Fortunately, Iron Dreams shows that he was indeed that good. Not that every story is a masterpiece; it's a decidedly odd-lot collection, containing the second story he ever wrote (unpublished till now) and also late-career stories from 1992 or thereabouts. But at their best, these stories are whimsical and deep, funny and serious, and with a voice unique in fiction. But what I found that I wasn't expecting was also a real wistfulness that I don't usually associate with Lafferty.

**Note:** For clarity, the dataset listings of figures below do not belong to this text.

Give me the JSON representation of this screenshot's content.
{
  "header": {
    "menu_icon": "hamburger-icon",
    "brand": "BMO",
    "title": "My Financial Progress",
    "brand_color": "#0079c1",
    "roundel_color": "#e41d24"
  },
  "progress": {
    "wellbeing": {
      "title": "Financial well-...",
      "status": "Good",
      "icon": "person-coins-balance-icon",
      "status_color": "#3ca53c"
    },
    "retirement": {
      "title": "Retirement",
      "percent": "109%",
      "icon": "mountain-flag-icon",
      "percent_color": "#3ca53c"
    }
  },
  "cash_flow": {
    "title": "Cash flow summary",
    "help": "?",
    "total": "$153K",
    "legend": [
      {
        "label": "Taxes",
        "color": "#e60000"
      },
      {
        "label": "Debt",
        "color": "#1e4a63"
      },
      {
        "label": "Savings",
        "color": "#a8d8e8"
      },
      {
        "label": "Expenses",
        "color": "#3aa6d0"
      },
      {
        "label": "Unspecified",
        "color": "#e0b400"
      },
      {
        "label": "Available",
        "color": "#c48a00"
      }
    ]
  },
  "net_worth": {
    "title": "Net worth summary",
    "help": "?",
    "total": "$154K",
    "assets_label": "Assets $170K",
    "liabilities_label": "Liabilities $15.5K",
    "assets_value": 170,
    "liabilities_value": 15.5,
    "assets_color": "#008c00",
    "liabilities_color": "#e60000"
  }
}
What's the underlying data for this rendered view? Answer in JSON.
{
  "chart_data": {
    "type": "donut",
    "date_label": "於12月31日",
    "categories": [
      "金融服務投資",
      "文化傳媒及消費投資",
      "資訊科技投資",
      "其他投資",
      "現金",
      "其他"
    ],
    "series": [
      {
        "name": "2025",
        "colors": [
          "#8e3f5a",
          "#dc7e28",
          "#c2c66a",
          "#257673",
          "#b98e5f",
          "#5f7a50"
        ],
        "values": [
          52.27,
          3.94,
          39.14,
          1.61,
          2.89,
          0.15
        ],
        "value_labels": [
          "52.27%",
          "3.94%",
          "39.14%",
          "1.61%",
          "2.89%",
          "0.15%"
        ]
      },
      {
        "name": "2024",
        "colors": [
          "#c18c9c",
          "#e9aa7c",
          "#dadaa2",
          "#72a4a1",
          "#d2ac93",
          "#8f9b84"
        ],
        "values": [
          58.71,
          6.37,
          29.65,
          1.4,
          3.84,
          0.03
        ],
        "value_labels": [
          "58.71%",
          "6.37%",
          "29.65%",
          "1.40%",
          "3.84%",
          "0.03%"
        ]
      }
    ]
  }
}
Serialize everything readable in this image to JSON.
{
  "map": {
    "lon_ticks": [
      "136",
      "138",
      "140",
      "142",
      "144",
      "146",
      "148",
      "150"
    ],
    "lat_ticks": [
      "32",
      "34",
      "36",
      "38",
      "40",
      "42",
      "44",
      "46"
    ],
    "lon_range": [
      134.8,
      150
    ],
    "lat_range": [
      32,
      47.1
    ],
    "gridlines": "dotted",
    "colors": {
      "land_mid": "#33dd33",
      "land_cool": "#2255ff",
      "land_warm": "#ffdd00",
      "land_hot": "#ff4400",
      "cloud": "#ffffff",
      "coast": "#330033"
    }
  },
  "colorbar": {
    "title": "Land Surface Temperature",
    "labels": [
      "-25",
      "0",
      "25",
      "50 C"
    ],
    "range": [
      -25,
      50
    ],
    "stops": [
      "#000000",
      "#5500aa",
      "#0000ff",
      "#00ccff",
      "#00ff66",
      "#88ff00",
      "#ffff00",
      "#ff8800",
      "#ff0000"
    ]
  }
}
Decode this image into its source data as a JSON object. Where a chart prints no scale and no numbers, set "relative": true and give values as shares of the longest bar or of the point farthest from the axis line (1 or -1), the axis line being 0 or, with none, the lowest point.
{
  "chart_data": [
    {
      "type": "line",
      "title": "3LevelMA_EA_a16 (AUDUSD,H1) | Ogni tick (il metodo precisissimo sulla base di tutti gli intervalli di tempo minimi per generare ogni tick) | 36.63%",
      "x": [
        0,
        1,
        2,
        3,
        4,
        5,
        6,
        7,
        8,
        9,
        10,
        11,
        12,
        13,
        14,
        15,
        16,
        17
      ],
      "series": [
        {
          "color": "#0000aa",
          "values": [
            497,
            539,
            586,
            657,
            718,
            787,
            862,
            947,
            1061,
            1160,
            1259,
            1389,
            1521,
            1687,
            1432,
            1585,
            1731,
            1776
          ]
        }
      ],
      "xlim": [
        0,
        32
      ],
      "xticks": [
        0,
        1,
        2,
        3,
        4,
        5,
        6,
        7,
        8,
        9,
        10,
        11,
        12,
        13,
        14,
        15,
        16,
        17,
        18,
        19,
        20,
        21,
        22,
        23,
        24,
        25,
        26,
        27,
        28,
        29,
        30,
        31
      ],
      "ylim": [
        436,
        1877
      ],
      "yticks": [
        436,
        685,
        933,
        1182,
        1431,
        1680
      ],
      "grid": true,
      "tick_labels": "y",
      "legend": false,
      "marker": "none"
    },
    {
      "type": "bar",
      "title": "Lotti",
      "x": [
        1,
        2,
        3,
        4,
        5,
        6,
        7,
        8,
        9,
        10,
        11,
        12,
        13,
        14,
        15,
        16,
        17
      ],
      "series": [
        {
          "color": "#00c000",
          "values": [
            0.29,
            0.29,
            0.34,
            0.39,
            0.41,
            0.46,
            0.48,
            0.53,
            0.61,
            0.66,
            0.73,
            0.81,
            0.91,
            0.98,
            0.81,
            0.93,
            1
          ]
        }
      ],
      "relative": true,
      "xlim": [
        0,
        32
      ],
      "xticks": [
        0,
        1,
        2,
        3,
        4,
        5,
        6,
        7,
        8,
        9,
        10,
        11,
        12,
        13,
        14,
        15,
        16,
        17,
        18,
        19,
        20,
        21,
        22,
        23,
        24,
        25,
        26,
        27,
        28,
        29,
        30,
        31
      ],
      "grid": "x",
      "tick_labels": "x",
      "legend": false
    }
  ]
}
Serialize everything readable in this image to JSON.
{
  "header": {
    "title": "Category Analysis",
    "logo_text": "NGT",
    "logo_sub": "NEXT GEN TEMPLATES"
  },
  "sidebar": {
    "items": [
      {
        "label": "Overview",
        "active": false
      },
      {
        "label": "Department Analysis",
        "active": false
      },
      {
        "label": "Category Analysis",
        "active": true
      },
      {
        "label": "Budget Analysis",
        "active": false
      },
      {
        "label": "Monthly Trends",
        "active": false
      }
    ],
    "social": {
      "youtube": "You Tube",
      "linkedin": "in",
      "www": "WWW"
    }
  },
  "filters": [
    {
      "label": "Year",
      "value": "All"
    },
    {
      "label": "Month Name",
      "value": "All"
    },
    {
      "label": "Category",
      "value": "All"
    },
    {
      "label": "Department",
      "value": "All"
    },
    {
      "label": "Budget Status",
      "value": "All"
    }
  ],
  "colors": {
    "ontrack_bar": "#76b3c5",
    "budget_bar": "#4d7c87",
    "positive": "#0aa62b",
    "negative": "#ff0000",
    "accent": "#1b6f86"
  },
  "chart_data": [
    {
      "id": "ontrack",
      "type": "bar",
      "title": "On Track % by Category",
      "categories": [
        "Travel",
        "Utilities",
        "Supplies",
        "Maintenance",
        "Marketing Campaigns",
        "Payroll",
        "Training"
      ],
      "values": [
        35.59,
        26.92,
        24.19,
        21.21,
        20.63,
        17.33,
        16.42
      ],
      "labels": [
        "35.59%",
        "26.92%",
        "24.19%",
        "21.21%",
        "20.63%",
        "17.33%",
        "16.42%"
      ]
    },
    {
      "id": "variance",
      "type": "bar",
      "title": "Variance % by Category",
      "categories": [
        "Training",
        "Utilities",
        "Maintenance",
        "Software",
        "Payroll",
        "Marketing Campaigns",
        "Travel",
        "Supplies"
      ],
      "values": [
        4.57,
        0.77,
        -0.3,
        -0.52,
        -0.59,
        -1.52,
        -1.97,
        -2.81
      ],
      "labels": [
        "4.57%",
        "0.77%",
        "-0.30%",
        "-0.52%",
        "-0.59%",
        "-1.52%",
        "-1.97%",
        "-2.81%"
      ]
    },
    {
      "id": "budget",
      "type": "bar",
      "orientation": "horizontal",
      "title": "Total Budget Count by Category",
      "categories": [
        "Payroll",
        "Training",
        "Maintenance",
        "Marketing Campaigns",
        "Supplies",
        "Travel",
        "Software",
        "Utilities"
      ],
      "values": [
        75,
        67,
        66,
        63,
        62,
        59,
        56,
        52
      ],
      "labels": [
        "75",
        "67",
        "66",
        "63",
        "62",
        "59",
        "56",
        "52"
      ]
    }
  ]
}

The title story is a great example; it's the story of an oread, though in the usual Lafferty fashion we're never actually told that that's what she is. The actual story is hard to describe, as it always is with late Lafferty. But there's an undercurrent of sadness in the way that she can never form an adult attachment. The same current of wistfulness is more obvious in the first story, "You Can't Go Back Again." It's the story of five kids who go to visit a small moon floating just about a canyon in Tulsa. Later, as adults, they go back to find that it's just not as marvellous as it was when they were young. Of course, it's also a commentary in how adults see the world, because as adults they're not impressed with the fact that they're visiting a moon; they can only look back and see that it's not as impressive as they'd thought as kids. (And the moon-yetis are somehow smaller than they seemed back then too).
Overall, the collection has plenty of good works in it, and I'm glad to have finally have had the chance to read it. It's a good showcase for his ability to make stories strange through his unique narrative voice.